Using her phone and a bluetooth speaker, Clementina plays me the movie's final track, a hauntingly beautiful and sad love song called I'll Never Love Again, and we both have tears in our eyes by the time the song is over. "I cry at everything. I think that's part of being an actress, you have to possess these ridiculously high emotions. You're like a cup constantly on the verge of overflowing - it makes for a good stage performance," she laughs, explaining that I'll Never Love Again is just one of twelve songs she helped write for the soundtrack. She is listed as both a writer and a producer in the soundtrack's liner notes, due to be released the same day as the film, and her name is among a host of industry big names - Mark Ronson, Andrew Wyatt and Lukas Nelson among them. "Music comes just as naturally as acting to me. It's so exciting to have my name in those credits but during the filming process it just made sense, I felt like I had become Ally, this songwriter trapped in her own skin. I had so much I wanted to say for her, because of her.

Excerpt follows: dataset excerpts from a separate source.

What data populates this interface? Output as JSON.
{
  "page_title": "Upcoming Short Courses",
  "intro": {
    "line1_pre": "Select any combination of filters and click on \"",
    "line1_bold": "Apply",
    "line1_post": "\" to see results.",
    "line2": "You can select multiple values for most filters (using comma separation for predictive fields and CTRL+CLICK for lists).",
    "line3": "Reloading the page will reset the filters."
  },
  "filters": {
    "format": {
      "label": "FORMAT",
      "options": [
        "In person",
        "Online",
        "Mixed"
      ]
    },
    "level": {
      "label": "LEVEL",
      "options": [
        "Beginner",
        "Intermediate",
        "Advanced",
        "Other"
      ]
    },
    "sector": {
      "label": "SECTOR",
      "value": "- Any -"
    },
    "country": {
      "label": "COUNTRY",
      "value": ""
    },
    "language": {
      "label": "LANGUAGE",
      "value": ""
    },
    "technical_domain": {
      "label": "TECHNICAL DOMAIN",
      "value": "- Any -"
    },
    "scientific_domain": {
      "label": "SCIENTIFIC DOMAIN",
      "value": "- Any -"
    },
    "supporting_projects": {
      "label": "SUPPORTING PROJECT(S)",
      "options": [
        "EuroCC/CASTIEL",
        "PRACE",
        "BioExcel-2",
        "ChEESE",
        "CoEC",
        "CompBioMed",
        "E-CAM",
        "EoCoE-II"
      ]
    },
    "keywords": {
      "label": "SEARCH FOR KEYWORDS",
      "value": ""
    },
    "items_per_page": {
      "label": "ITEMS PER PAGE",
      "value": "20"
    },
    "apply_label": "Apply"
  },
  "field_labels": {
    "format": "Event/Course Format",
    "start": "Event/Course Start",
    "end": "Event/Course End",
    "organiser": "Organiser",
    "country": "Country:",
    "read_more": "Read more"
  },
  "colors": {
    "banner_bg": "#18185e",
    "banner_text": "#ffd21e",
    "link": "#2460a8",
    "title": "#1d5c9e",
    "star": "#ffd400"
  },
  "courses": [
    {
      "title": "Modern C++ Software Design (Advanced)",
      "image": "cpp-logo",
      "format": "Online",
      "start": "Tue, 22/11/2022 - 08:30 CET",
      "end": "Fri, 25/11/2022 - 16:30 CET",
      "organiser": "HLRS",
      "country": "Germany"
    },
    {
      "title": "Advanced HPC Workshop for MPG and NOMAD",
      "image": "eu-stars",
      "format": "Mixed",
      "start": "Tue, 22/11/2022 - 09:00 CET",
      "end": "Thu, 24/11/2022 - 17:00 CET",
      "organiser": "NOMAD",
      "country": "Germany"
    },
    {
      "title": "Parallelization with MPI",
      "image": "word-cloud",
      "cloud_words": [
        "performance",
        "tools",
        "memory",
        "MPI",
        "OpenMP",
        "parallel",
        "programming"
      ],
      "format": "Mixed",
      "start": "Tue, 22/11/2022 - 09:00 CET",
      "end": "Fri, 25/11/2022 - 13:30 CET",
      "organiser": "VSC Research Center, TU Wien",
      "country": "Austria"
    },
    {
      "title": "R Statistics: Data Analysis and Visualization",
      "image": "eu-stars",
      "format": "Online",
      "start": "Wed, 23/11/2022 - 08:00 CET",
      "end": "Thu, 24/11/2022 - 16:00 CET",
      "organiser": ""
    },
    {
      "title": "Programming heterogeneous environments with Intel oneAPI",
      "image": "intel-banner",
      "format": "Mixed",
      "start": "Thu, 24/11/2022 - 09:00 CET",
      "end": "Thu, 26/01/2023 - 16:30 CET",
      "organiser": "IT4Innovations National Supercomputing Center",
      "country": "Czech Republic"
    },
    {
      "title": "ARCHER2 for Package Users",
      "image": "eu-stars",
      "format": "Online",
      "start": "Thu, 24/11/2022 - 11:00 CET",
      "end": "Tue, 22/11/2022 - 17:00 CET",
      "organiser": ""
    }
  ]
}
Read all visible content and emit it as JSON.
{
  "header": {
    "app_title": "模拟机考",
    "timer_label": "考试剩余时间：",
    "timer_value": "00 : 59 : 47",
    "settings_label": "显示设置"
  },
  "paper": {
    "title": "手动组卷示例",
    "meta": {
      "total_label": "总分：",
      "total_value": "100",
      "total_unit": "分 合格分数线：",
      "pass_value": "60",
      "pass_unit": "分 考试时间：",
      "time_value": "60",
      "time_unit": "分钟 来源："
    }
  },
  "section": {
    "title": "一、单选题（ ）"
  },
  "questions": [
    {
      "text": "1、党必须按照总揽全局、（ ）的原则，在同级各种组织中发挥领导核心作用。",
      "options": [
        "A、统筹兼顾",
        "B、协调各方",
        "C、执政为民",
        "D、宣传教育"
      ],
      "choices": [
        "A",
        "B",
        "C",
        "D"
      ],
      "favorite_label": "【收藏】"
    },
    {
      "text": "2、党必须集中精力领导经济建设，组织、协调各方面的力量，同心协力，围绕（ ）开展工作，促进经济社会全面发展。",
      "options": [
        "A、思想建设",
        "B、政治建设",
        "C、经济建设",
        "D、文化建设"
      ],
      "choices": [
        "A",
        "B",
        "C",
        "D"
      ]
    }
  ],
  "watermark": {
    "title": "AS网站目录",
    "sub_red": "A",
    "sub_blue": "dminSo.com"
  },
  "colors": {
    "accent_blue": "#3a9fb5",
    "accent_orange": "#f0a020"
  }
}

I've been her before, I've lived her life, I've felt too ugly and too unworthy, our stories really aren't that dissimilar when you strip everything else away."
She is, of course, referencing the extreme and overnight rise to fame that both Clementina and Ally experienced. Paparazzi photographs first surfaced of Clementina in 2016, when her casting was announced, but it wasn't until recently that the public really started to show an interest. "My stage doors have been unlike anything I've experienced before," she says quietly, as if this is a matter of concern and not celebration. She is currently coming to the end of a run of Heathers: The Musical in London, where she is due to wrap any day and embark on the press tour for A Star Is Born. A strong contender for almost every award show going, Clementina is bound to be a permanent fixture in news headlines all the way through to 2019. "It's overwhelming," she admits, "but when Bradley's with me, I feel like I can do anything. He's so reassuring, and he's already a titan of this industry. He makes life a little sweeter. He's the creamer in my coffee." The Jackson to her Ally, I suggest. "Yeah," she affirms with a nod, "exactly. This is all because of him. That's the real love story."